Relevant snippet of XML for hasDefinedLevel

<LOCassociation type="http://purl.org/net/inloc/LOCrel">
	<subject id="http://www.vitae.ac.uk/researchers/uri/B2-2"></subject>
	<scheme id="http://purl.org/net/inloc/hasDefinedLevel"></scheme>
	<object id="http://www.vitae.ac.uk/researchers/uri/B2-2_Ph2"></object>
	<number>2</number>
</LOCassociation>

Naturalized RDF

In this case, for the naturalized RDF representation, the number moves from being a property of the LOC association to being a property of the object. This depends on there being at most one number associated with each distinct object.
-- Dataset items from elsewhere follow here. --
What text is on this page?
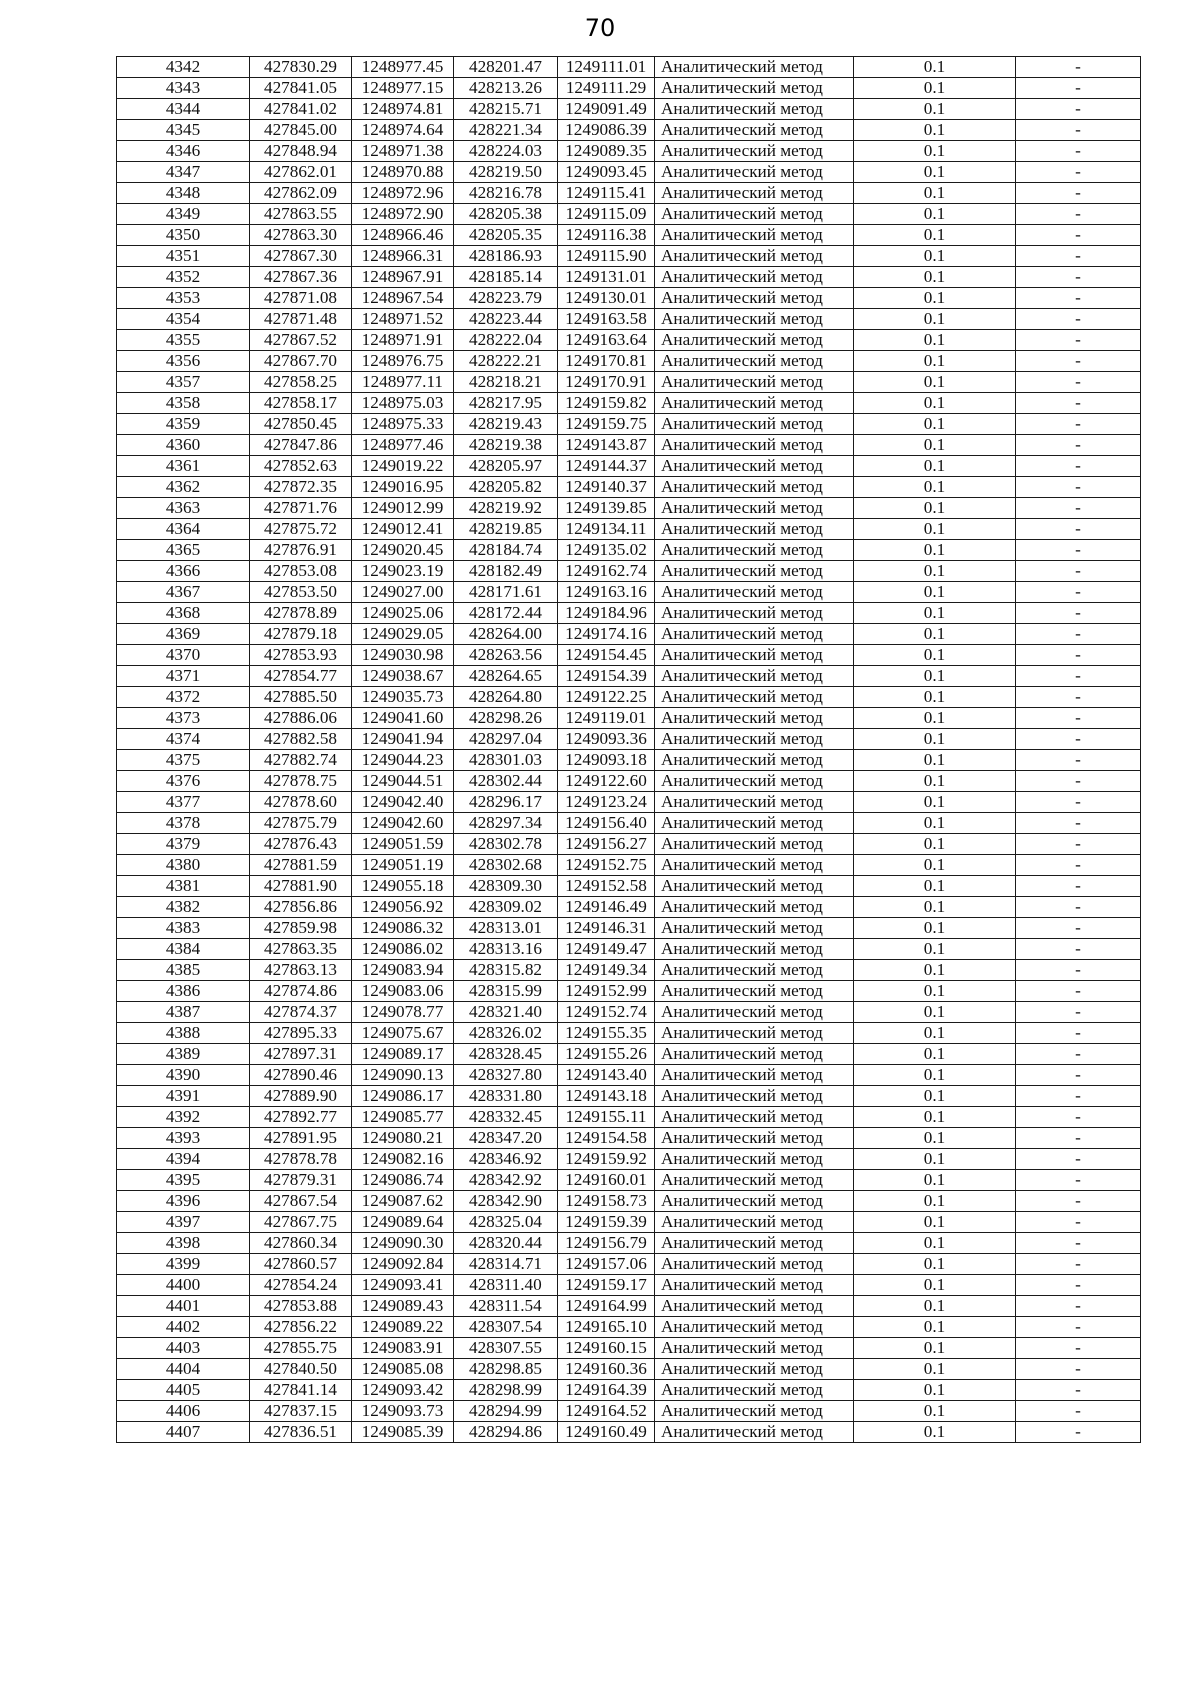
70
4342	427830.29	1248977.45	428201.47	1249111.01	Аналитический метод	0.1	-
4343	427841.05	1248977.15	428213.26	1249111.29	Аналитический метод	0.1	-
4344	427841.02	1248974.81	428215.71	1249091.49	Аналитический метод	0.1	-
4345	427845.00	1248974.64	428221.34	1249086.39	Аналитический метод	0.1	-
4346	427848.94	1248971.38	428224.03	1249089.35	Аналитический метод	0.1	-
4347	427862.01	1248970.88	428219.50	1249093.45	Аналитический метод	0.1	-
4348	427862.09	1248972.96	428216.78	1249115.41	Аналитический метод	0.1	-
4349	427863.55	1248972.90	428205.38	1249115.09	Аналитический метод	0.1	-
4350	427863.30	1248966.46	428205.35	1249116.38	Аналитический метод	0.1	-
4351	427867.30	1248966.31	428186.93	1249115.90	Аналитический метод	0.1	-
4352	427867.36	1248967.91	428185.14	1249131.01	Аналитический метод	0.1	-
4353	427871.08	1248967.54	428223.79	1249130.01	Аналитический метод	0.1	-
4354	427871.48	1248971.52	428223.44	1249163.58	Аналитический метод	0.1	-
4355	427867.52	1248971.91	428222.04	1249163.64	Аналитический метод	0.1	-
4356	427867.70	1248976.75	428222.21	1249170.81	Аналитический метод	0.1	-
4357	427858.25	1248977.11	428218.21	1249170.91	Аналитический метод	0.1	-
4358	427858.17	1248975.03	428217.95	1249159.82	Аналитический метод	0.1	-
4359	427850.45	1248975.33	428219.43	1249159.75	Аналитический метод	0.1	-
4360	427847.86	1248977.46	428219.38	1249143.87	Аналитический метод	0.1	-
4361	427852.63	1249019.22	428205.97	1249144.37	Аналитический метод	0.1	-
4362	427872.35	1249016.95	428205.82	1249140.37	Аналитический метод	0.1	-
4363	427871.76	1249012.99	428219.92	1249139.85	Аналитический метод	0.1	-
4364	427875.72	1249012.41	428219.85	1249134.11	Аналитический метод	0.1	-
4365	427876.91	1249020.45	428184.74	1249135.02	Аналитический метод	0.1	-
4366	427853.08	1249023.19	428182.49	1249162.74	Аналитический метод	0.1	-
4367	427853.50	1249027.00	428171.61	1249163.16	Аналитический метод	0.1	-
4368	427878.89	1249025.06	428172.44	1249184.96	Аналитический метод	0.1	-
4369	427879.18	1249029.05	428264.00	1249174.16	Аналитический метод	0.1	-
4370	427853.93	1249030.98	428263.56	1249154.45	Аналитический метод	0.1	-
4371	427854.77	1249038.67	428264.65	1249154.39	Аналитический метод	0.1	-
4372	427885.50	1249035.73	428264.80	1249122.25	Аналитический метод	0.1	-
4373	427886.06	1249041.60	428298.26	1249119.01	Аналитический метод	0.1	-
4374	427882.58	1249041.94	428297.04	1249093.36	Аналитический метод	0.1	-
4375	427882.74	1249044.23	428301.03	1249093.18	Аналитический метод	0.1	-
4376	427878.75	1249044.51	428302.44	1249122.60	Аналитический метод	0.1	-
4377	427878.60	1249042.40	428296.17	1249123.24	Аналитический метод	0.1	-
4378	427875.79	1249042.60	428297.34	1249156.40	Аналитический метод	0.1	-
4379	427876.43	1249051.59	428302.78	1249156.27	Аналитический метод	0.1	-
4380	427881.59	1249051.19	428302.68	1249152.75	Аналитический метод	0.1	-
4381	427881.90	1249055.18	428309.30	1249152.58	Аналитический метод	0.1	-
4382	427856.86	1249056.92	428309.02	1249146.49	Аналитический метод	0.1	-
4383	427859.98	1249086.32	428313.01	1249146.31	Аналитический метод	0.1	-
4384	427863.35	1249086.02	428313.16	1249149.47	Аналитический метод	0.1	-
4385	427863.13	1249083.94	428315.82	1249149.34	Аналитический метод	0.1	-
4386	427874.86	1249083.06	428315.99	1249152.99	Аналитический метод	0.1	-
4387	427874.37	1249078.77	428321.40	1249152.74	Аналитический метод	0.1	-
4388	427895.33	1249075.67	428326.02	1249155.35	Аналитический метод	0.1	-
4389	427897.31	1249089.17	428328.45	1249155.26	Аналитический метод	0.1	-
4390	427890.46	1249090.13	428327.80	1249143.40	Аналитический метод	0.1	-
4391	427889.90	1249086.17	428331.80	1249143.18	Аналитический метод	0.1	-
4392	427892.77	1249085.77	428332.45	1249155.11	Аналитический метод	0.1	-
4393	427891.95	1249080.21	428347.20	1249154.58	Аналитический метод	0.1	-
4394	427878.78	1249082.16	428346.92	1249159.92	Аналитический метод	0.1	-
4395	427879.31	1249086.74	428342.92	1249160.01	Аналитический метод	0.1	-
4396	427867.54	1249087.62	428342.90	1249158.73	Аналитический метод	0.1	-
4397	427867.75	1249089.64	428325.04	1249159.39	Аналитический метод	0.1	-
4398	427860.34	1249090.30	428320.44	1249156.79	Аналитический метод	0.1	-
4399	427860.57	1249092.84	428314.71	1249157.06	Аналитический метод	0.1	-
4400	427854.24	1249093.41	428311.40	1249159.17	Аналитический метод	0.1	-
4401	427853.88	1249089.43	428311.54	1249164.99	Аналитический метод	0.1	-
4402	427856.22	1249089.22	428307.54	1249165.10	Аналитический метод	0.1	-
4403	427855.75	1249083.91	428307.55	1249160.15	Аналитический метод	0.1	-
4404	427840.50	1249085.08	428298.85	1249160.36	Аналитический метод	0.1	-
4405	427841.14	1249093.42	428298.99	1249164.39	Аналитический метод	0.1	-
4406	427837.15	1249093.73	428294.99	1249164.52	Аналитический метод	0.1	-
4407	427836.51	1249085.39	428294.86	1249160.49	Аналитический метод	0.1	-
In this case, the object can only be a LOCdefinition.

VRDF:B2-2 inloc:hasDefinedLevel VRDF:B2-2_Ph2 .
VRDF:B2-2_Ph2 inloc:number "2"^^xsd:decimal .
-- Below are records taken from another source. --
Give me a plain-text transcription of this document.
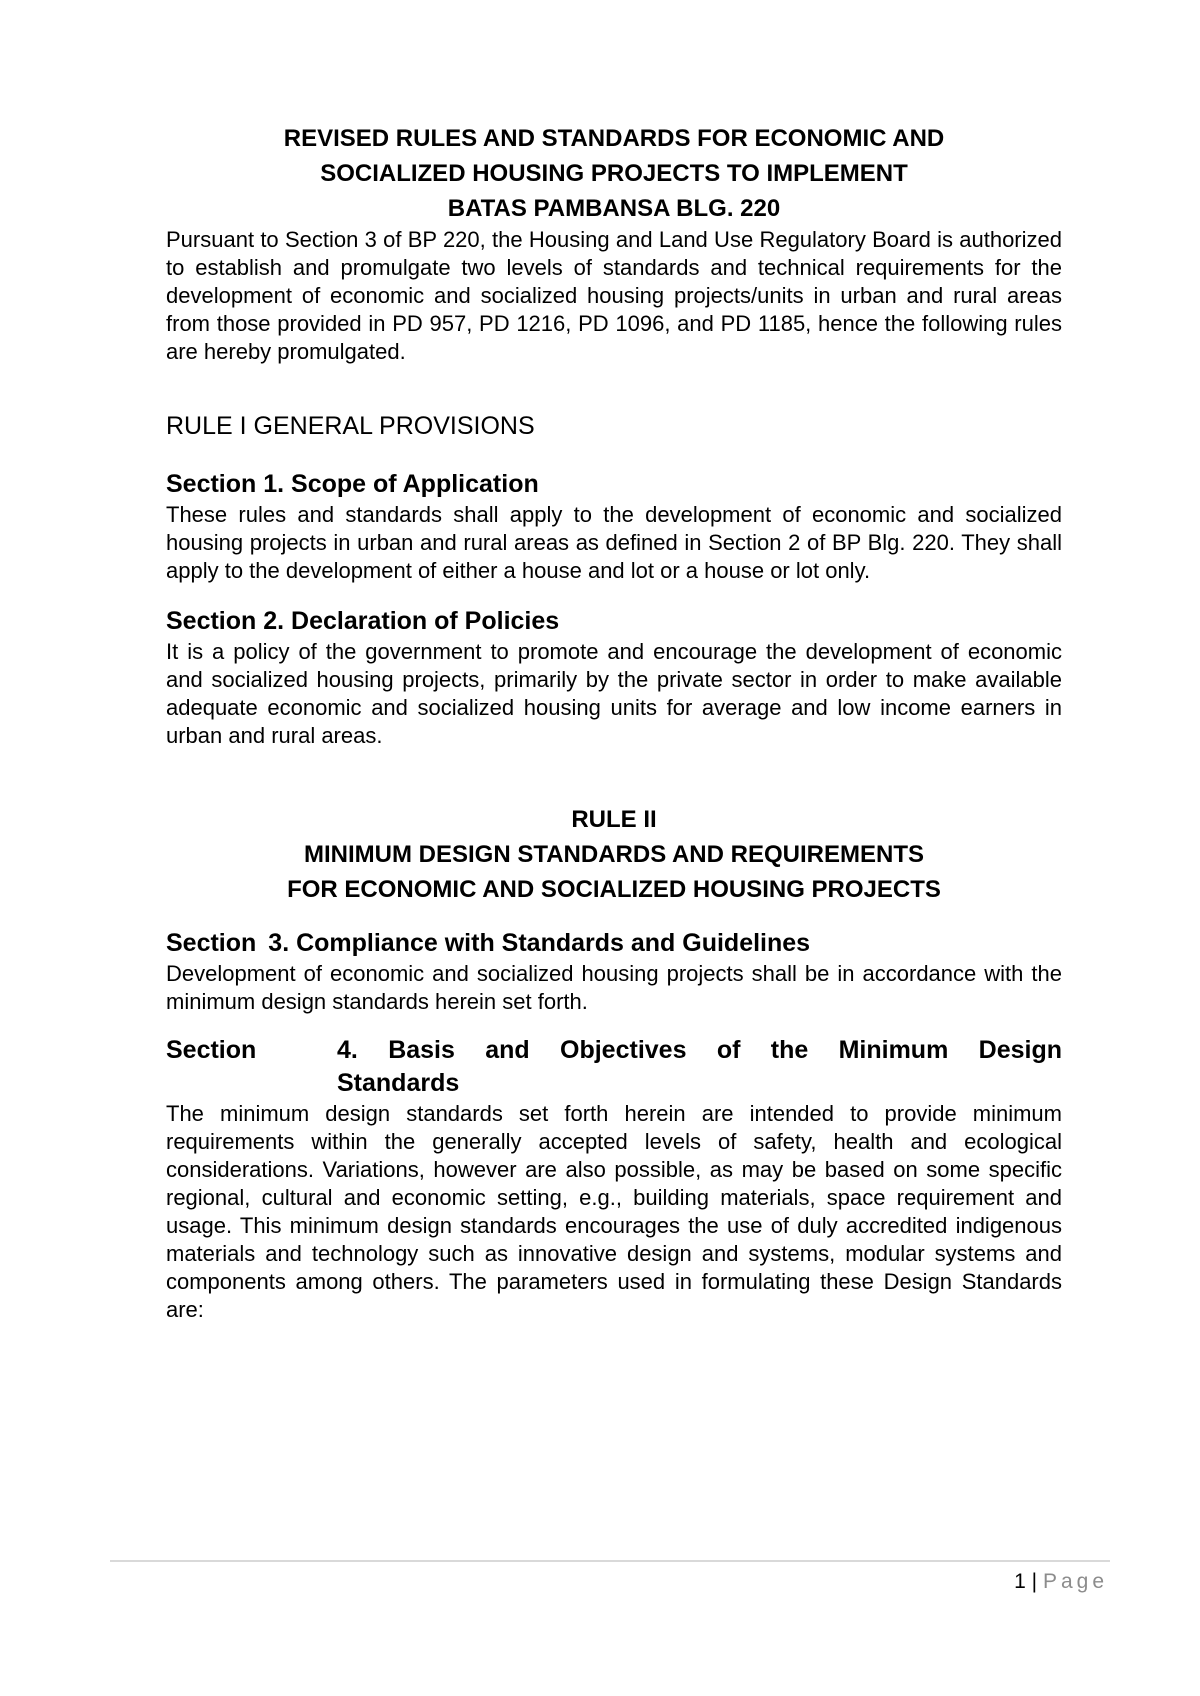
REVISED RULES AND STANDARDS FOR ECONOMIC AND
SOCIALIZED HOUSING PROJECTS TO IMPLEMENT
BATAS PAMBANSA BLG. 220

Pursuant to Section 3 of BP 220, the Housing and Land Use Regulatory Board is authorized to establish and promulgate two levels of standards and technical requirements for the development of economic and socialized housing projects/units in urban and rural areas from those provided in PD 957, PD 1216, PD 1096, and PD 1185, hence the following rules are hereby promulgated.

RULE I GENERAL PROVISIONS
Section 1. Scope of Application

These rules and standards shall apply to the development of economic and socialized housing projects in urban and rural areas as defined in Section 2 of BP Blg. 220. They shall apply to the development of either a house and lot or a house or lot only.

Section 2. Declaration of Policies

It is a policy of the government to promote and encourage the development of economic and socialized housing projects, primarily by the private sector in order to make available adequate economic and socialized housing units for average and low income earners in urban and rural areas.

RULE II
MINIMUM DESIGN STANDARDS AND REQUIREMENTS
FOR ECONOMIC AND SOCIALIZED HOUSING PROJECTS
Section 3. Compliance with Standards and Guidelines

Development of economic and socialized housing projects shall be in accordance with the minimum design standards herein set forth.

Section	4. Basis and Objectives of the Minimum Design
Standards

The minimum design standards set forth herein are intended to provide minimum requirements within the generally accepted levels of safety, health and ecological considerations. Variations, however are also possible, as may be based on some specific regional, cultural and economic setting, e.g., building materials, space requirement and usage. This minimum design standards encourages the use of duly accredited indigenous materials and technology such as innovative design and systems, modular systems and components among others. The parameters used in formulating these Design Standards are:

1 | Page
This may not be quite so immediately clear to a reader, but it is certainly has the minimum number of triples needed to convey the information. The restriction about each object having at most one number comes from the fact that triples are essentially separate, and that if a further triple was given with VRDF:B2-2_Ph2 having a number other that "2" this would cause ambiguity that could not be resolved.

Figure 9 gives the graph for the naturalized RDF.
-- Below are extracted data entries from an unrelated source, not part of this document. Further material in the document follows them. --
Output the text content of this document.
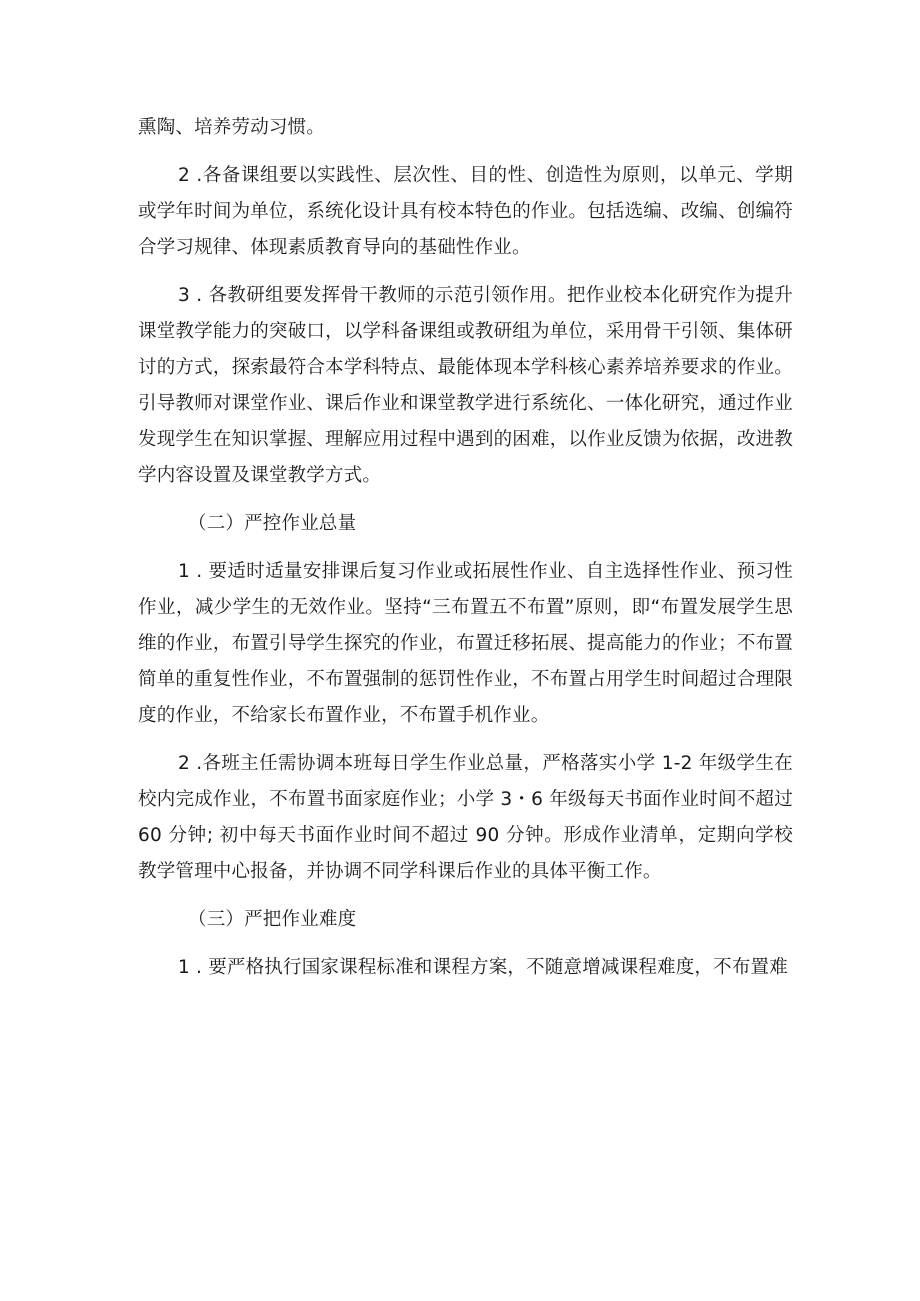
熏陶、培养劳动习惯。

2 .各备课组要以实践性、层次性、目的性、创造性为原则，以单元、学期或学年时间为单位，系统化设计具有校本特色的作业。包括选编、改编、创编符合学习规律、体现素质教育导向的基础性作业。

3 . 各教研组要发挥骨干教师的示范引领作用。把作业校本化研究作为提升课堂教学能力的突破口，以学科备课组或教研组为单位，采用骨干引领、集体研讨的方式，探索最符合本学科特点、最能体现本学科核心素养培养要求的作业。引导教师对课堂作业、课后作业和课堂教学进行系统化、一体化研究，通过作业发现学生在知识掌握、理解应用过程中遇到的困难，以作业反馈为依据，改进教学内容设置及课堂教学方式。

（二）严控作业总量

1 . 要适时适量安排课后复习作业或拓展性作业、自主选择性作业、预习性作业，减少学生的无效作业。坚持“三布置五不布置”原则，即“布置发展学生思维的作业，布置引导学生探究的作业，布置迁移拓展、提高能力的作业；不布置简单的重复性作业，不布置强制的惩罚性作业，不布置占用学生时间超过合理限度的作业，不给家长布置作业，不布置手机作业。

2 .各班主任需协调本班每日学生作业总量，严格落实小学 1-2 年级学生在校内完成作业，不布置书面家庭作业；小学 3・6 年级每天书面作业时间不超过 60 分钟; 初中每天书面作业时间不超过 90 分钟。形成作业清单，定期向学校教学管理中心报备，并协调不同学科课后作业的具体平衡工作。

（三）严把作业难度

1 . 要严格执行国家课程标准和课程方案，不随意增减课程难度，不布置难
Figure 9: naturalized RDF graph for a level definition in the VRDF

Some "category" associations

Vitae does not provide any external categorisation for any elements of their RDF. However, for some purposes it might be useful to know explicitly where any given LOC definition fits into the Vitae RDF scheme of things. So far, from the RDF given, it is only possible to work out whether a LOC definition is a "domain", a "sub-domain", a "descriptor" or a "phase" from the context of how many links it is from the framework as a whole. The framework as a whole is directly linked, through "hasLOCpart", to each "domain", the domains are directly linked to the subdomains, and so on. But there could be a category scheme that allows people to define directly what kind of LOC definition it is, in Vitae terms.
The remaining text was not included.